Size was the biggest challenge on a stone column installation project in Glasgow, while at a Liverpool business park speed was of the essence.
In one of Pennine's biggest ground improvement projects in Scotland, the Lancashire-based firm has installed more than 3,000 stone columns at Glasgow's King George V Dock.
The four-week, £155,000 contract was preparing the way for lead contractor Molplant of Dumfries to build a large extension to a cattle feed warehouse for Clyde Port Operations.
Pennine's contracts manager Richard McKenna says: 'This was a very demanding job for us - not least because of the scale involved.
The warehouse remained operational throughout the project, so special arrangements were made to overcome access difficulties.
'We used dry bottom feed vibro stone columns because there were loose granular soils and a high water table, thereby avoiding the risk of borehole collapse, ' he says.
'With dry bottom feed the flot - or poker - still penetrated the ground in the usual way, but it remained in place at design depth and stone was poured into the bore and compacted in stages as the flot was withdrawn.' Pennine adapted the rigs to suit the job conditions. This allowed the operator to know the exact location of the tip of the flot so that columns were installed accurately. The monitoring device measured hydraulic back pressure and showed this on a graphic display in the cab so the operator could adjust the pressure as necessary.
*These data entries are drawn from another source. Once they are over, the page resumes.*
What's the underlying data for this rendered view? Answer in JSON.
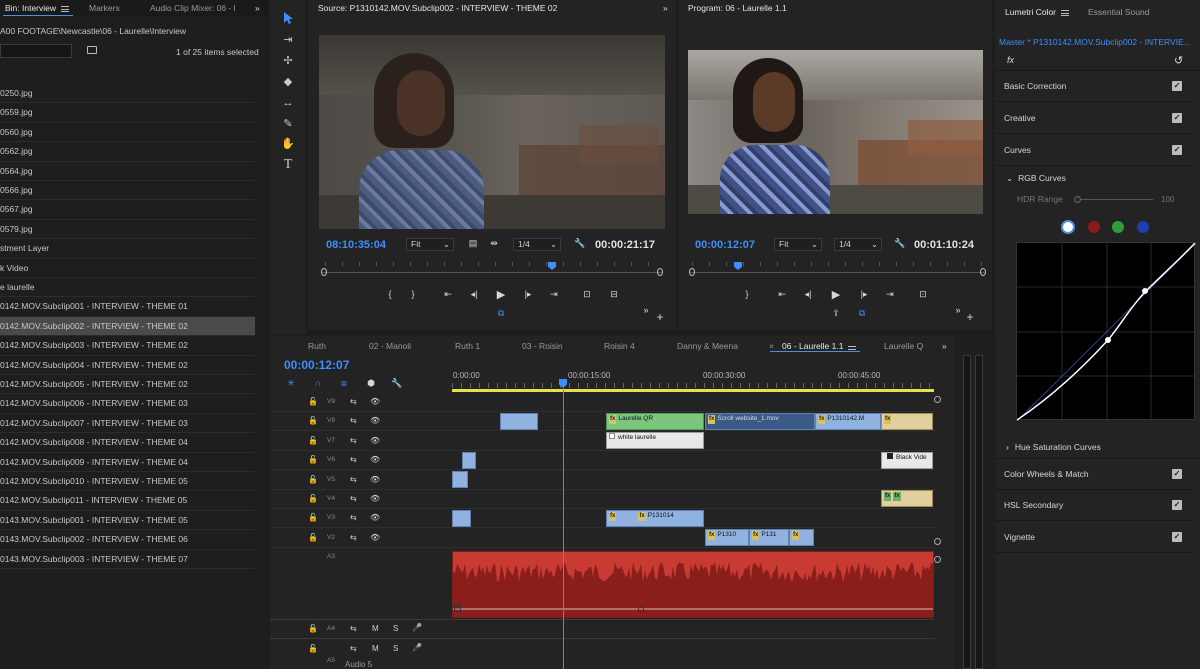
{
  "project": {
    "tabs": [
      {
        "label": "Bin: Interview"
      },
      {
        "label": "Markers"
      },
      {
        "label": "Audio Clip Mixer: 06 - l"
      }
    ],
    "more": "»",
    "path": "A00 FOOTAGE\\Newcastle\\06 - Laurelle\\Interview",
    "count": "1 of 25 items selected",
    "items": [
      "0250.jpg",
      "0559.jpg",
      "0560.jpg",
      "0562.jpg",
      "0564.jpg",
      "0566.jpg",
      "0567.jpg",
      "0579.jpg",
      "stment Layer",
      "k Video",
      "e laurelle",
      "0142.MOV.Subclip001 - INTERVIEW - THEME 01",
      "0142.MOV.Subclip002 - INTERVIEW - THEME 02",
      "0142.MOV.Subclip003 - INTERVIEW - THEME 02",
      "0142.MOV.Subclip004 - INTERVIEW - THEME 02",
      "0142.MOV.Subclip005 - INTERVIEW - THEME 02",
      "0142.MOV.Subclip006 - INTERVIEW - THEME 03",
      "0142.MOV.Subclip007 - INTERVIEW - THEME 03",
      "0142.MOV.Subclip008 - INTERVIEW - THEME 04",
      "0142.MOV.Subclip009 - INTERVIEW - THEME 04",
      "0142.MOV.Subclip010 - INTERVIEW - THEME 05",
      "0142.MOV.Subclip011 - INTERVIEW - THEME 05",
      "0143.MOV.Subclip001 - INTERVIEW - THEME 05",
      "0143.MOV.Subclip002 - INTERVIEW - THEME 06",
      "0143.MOV.Subclip003 - INTERVIEW - THEME 07"
    ]
  },
  "source": {
    "title": "Source: P1310142.MOV.Subclip002 - INTERVIEW - THEME 02",
    "timecode": "08:10:35:04",
    "fit": "Fit",
    "res": "1/4",
    "duration": "00:00:21:17"
  },
  "program": {
    "title": "Program: 06 - Laurelle 1.1",
    "timecode": "00:00:12:07",
    "fit": "Fit",
    "res": "1/4",
    "duration": "00:01:10:24"
  },
  "timeline": {
    "tabs": [
      "Ruth",
      "02 - Manoli",
      "Ruth 1",
      "03 - Roisin",
      "Roisin 4",
      "Danny & Meena",
      "06 - Laurelle 1.1",
      "Laurelle Q"
    ],
    "close": "×",
    "timecode": "00:00:12:07",
    "ruler": [
      "0:00:00",
      "00:00:15:00",
      "00:00:30:00",
      "00:00:45:00"
    ],
    "tracks": [
      "V9",
      "V8",
      "V7",
      "V6",
      "V5",
      "V4",
      "V3",
      "V2"
    ],
    "audio_tracks": [
      "A3",
      "A4",
      "A5"
    ],
    "audio_name": "Audio 5",
    "clips": {
      "laurelle_qr": "Laurelle QR",
      "scroll": "Scroll website_1.mov",
      "p1310142": "P1310142.M",
      "white": "white laurelle",
      "black": "Black Vide",
      "p131014": "P131014",
      "p1310": "P1310",
      "p131": "P131"
    },
    "track_btn": {
      "m": "M",
      "s": "S"
    }
  },
  "lumetri": {
    "tabs": [
      "Lumetri Color",
      "Essential Sound"
    ],
    "master": "Master * P1310142.MOV.Subclip002 - INTERVIE...",
    "sections": [
      "Basic Correction",
      "Creative",
      "Curves"
    ],
    "rgb_curves": "RGB Curves",
    "hdr": "HDR Range",
    "hdr_value": "100",
    "hue_sat": "Hue Saturation Curves",
    "sections2": [
      "Color Wheels & Match",
      "HSL Secondary",
      "Vignette"
    ],
    "channel_colors": [
      "#ffffff",
      "#8b1a1a",
      "#2e9e3a",
      "#1d3fb0"
    ]
  }
}
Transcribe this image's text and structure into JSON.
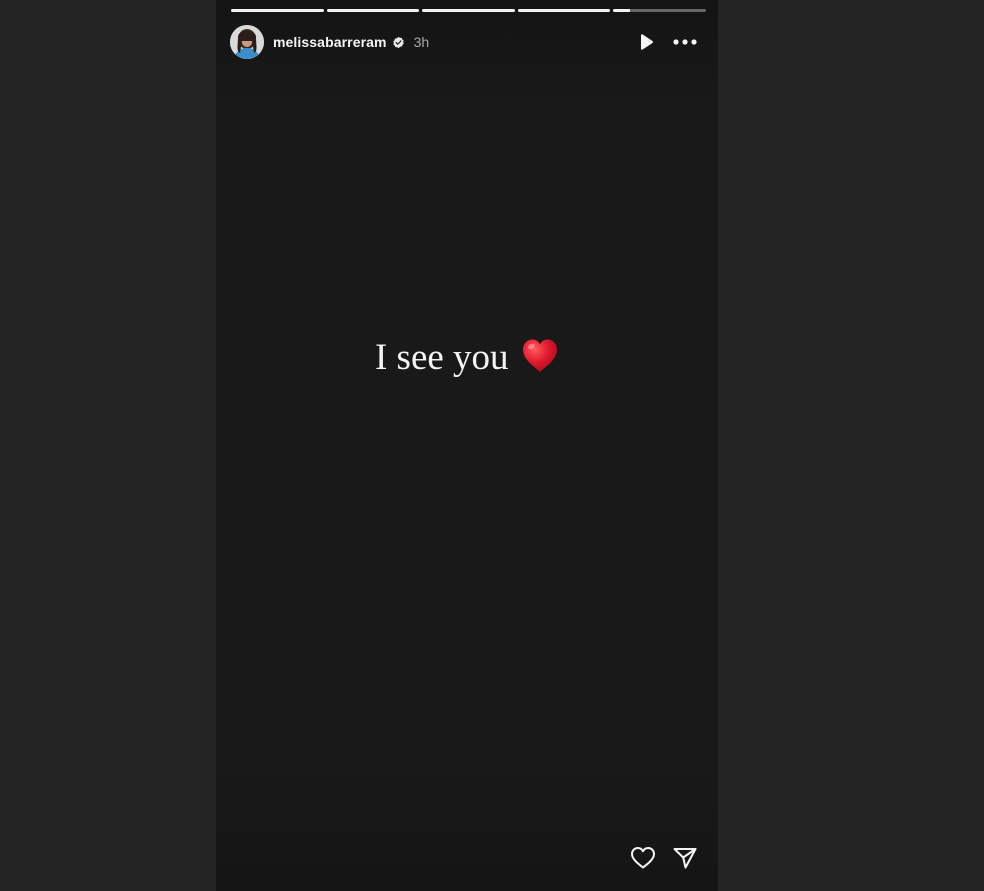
{
  "story": {
    "username": "melissabarreram",
    "time_ago": "3h",
    "caption": "I see you",
    "caption_emoji": "red-heart-emoji",
    "progress": [
      1,
      1,
      1,
      1,
      0.18
    ]
  },
  "icons": {
    "verified": "verified-badge-icon",
    "play": "play-icon",
    "more": "more-options-icon",
    "like": "heart-outline-icon",
    "share": "send-icon"
  },
  "colors": {
    "background": "#242424",
    "story_background": "#191919",
    "text": "#f5f5f5",
    "muted_text": "#a8a8a8",
    "heart": "#e0182d"
  }
}
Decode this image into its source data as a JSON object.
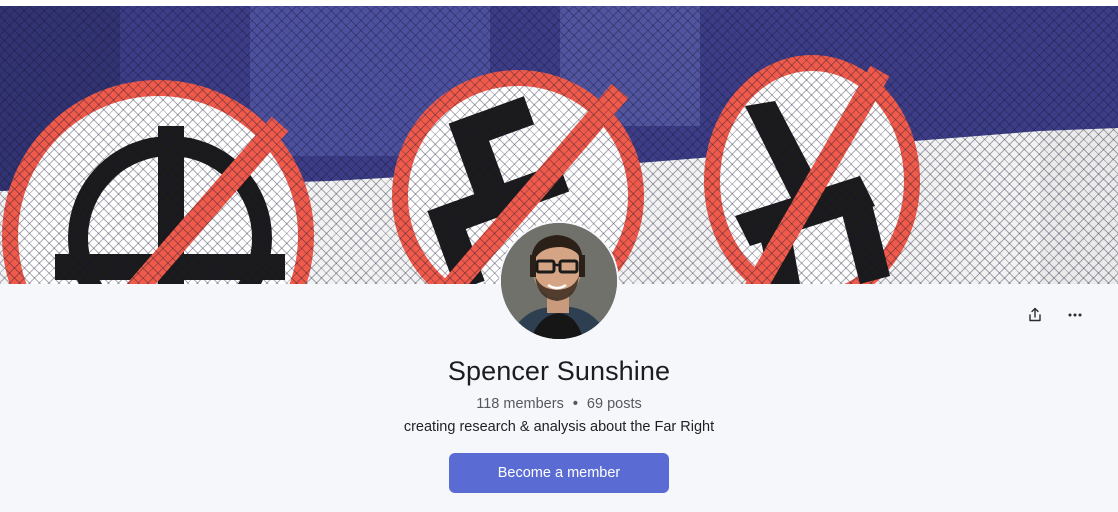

'Monitoring was key to ensuring the ground was not overworked, so we had computers in the cabins of our two specially adapted Terrafima rigs to ensure accuracy, ' McKenna says.
The subcontractor inserted about 18,000 linear metres of stone column to increase the load-bearing capacity of the soft silty ground up to 150kN/m 2. Depth of the columns varied from 4.5m to 9m.
While size was a feature of the Glasgow contract, speed was of the essence for Pennine on a job at Liverpool International Business Park for Gladman Developments.
Normally the project to install 10,034 vibro stone columns for a major new distribution centre, over a treatment area of more than 55,000m 2, would have taken about 10 weeks.
But main contractor Gladman needed a ground improvement solution in half that time to meet construction schedules. Thanks to a quick turnaround with its design the Pennine team came up with a plan that shaved another four days off the deadline.
Working with two vibro rigs and a pre-auger rig, Pennine installed 32,500m of vibro stone column to the main foundations and slabs to accommodate loadings of up to 150kN/m 2. Depth of the columns varied from 1.5m to 7m across the site, with an average depth of 3.5m.
The stratum typically comprised fine sandy clays and fine brown clayey sands. Site workers carried out a cut and fill operation to bring the ground up to working level and the fill material was lime stabilised which had the advantage of improving the quality of the working platform.
In many places the ground would have proved hard to penetrate with conventional equipment, but Pennine claims the pre-auger rig broke though the stiff upper crust to maintain high production levels.
The team was awarded the contract at the beginning of July, started on site on 18 July and completed the project four days ahead of the 19 August deadline.
Gladman is scheduled to complete on site early January.